After seedlings have been established, water with fermented nettle extract is repeated after 14 days. Watering should be carried out when the soil surface is dry, in the first half of the day. Basil does not like wet soil. Very sensitive to frost.

Pests and diseases

Basil is attacked by slugs, snails, cabbage and turnip whitefly caterpillars, aphids, gravel beetles, leafhoppers and leafhopper larvae.
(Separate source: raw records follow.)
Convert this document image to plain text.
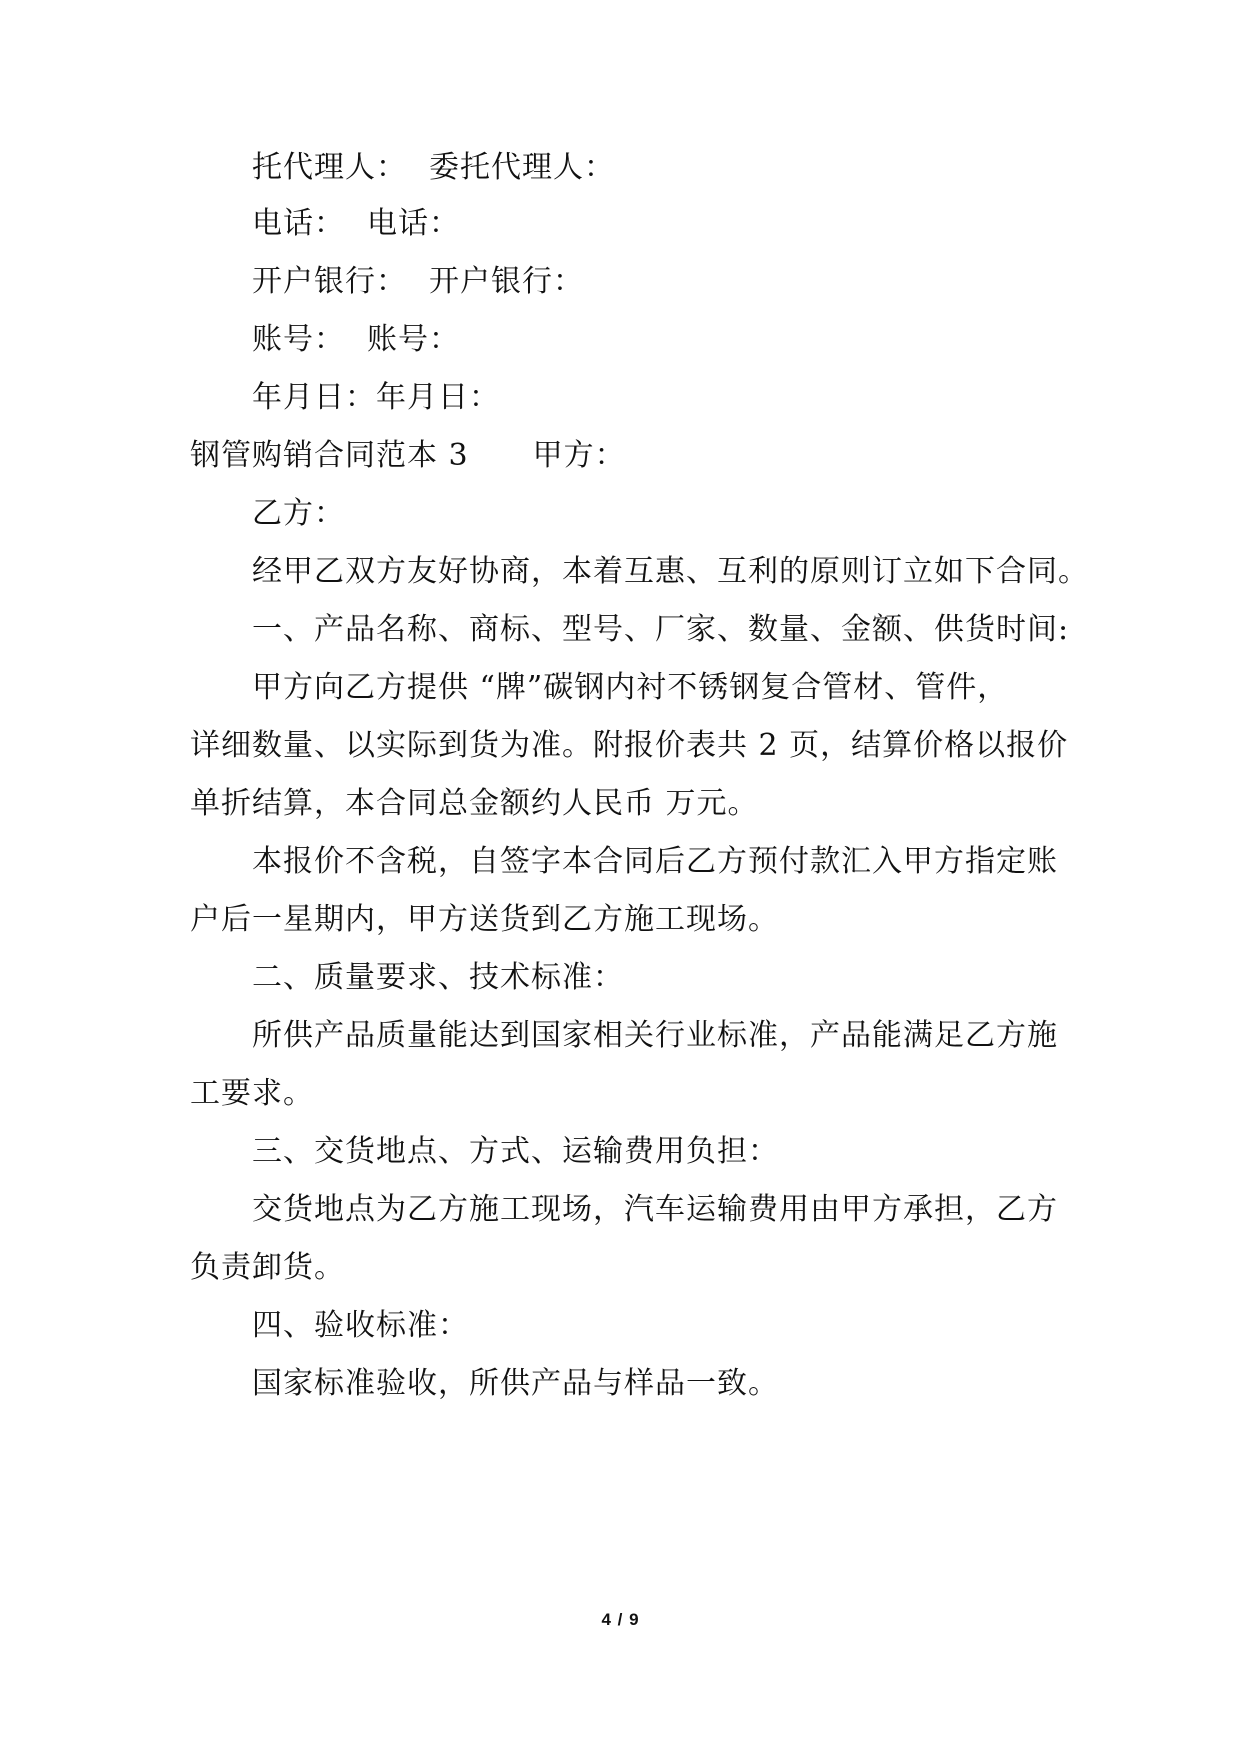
托代理人： 委托代理人：
电话： 电话：
开户银行： 开户银行：
账号： 账号：
年月日：年月日：
钢管购销合同范本 3 甲方：
乙方：
经甲乙双方友好协商，本着互惠、互利的原则订立如下合同。
一、产品名称、商标、型号、厂家、数量、金额、供货时间:
甲方向乙方提供 “牌”碳钢内衬不锈钢复合管材、管件，
详细数量、以实际到货为准。附报价表共 2 页，结算价格以报价
单折结算，本合同总金额约人民币 万元。
本报价不含税，自签字本合同后乙方预付款汇入甲方指定账
户后一星期内，甲方送货到乙方施工现场。
二、质量要求、技术标准：
所供产品质量能达到国家相关行业标准，产品能满足乙方施
工要求。
三、交货地点、方式、运输费用负担：
交货地点为乙方施工现场，汽车运输费用由甲方承担，乙方
负责卸货。
四、验收标准：
国家标准验收，所供产品与样品一致。
4 / 9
If grown on the same substrate year after year in the greenhouse, they start to suffer from fusariosis.

Yield

Basil is at its most aromatic at the beginning of flowering (late June/early July). The grass for drying is cut leaving a stubble of 10 cm. Once the basil has grown back, it is cut again. Continuous harvesting of the apical shoots with leaves encourages branching. Dry in a well-ventilated place protected from sunlight or in a drying oven at a temperature of not more than 35 °C. Store in airtight dark glass containers or paper bags.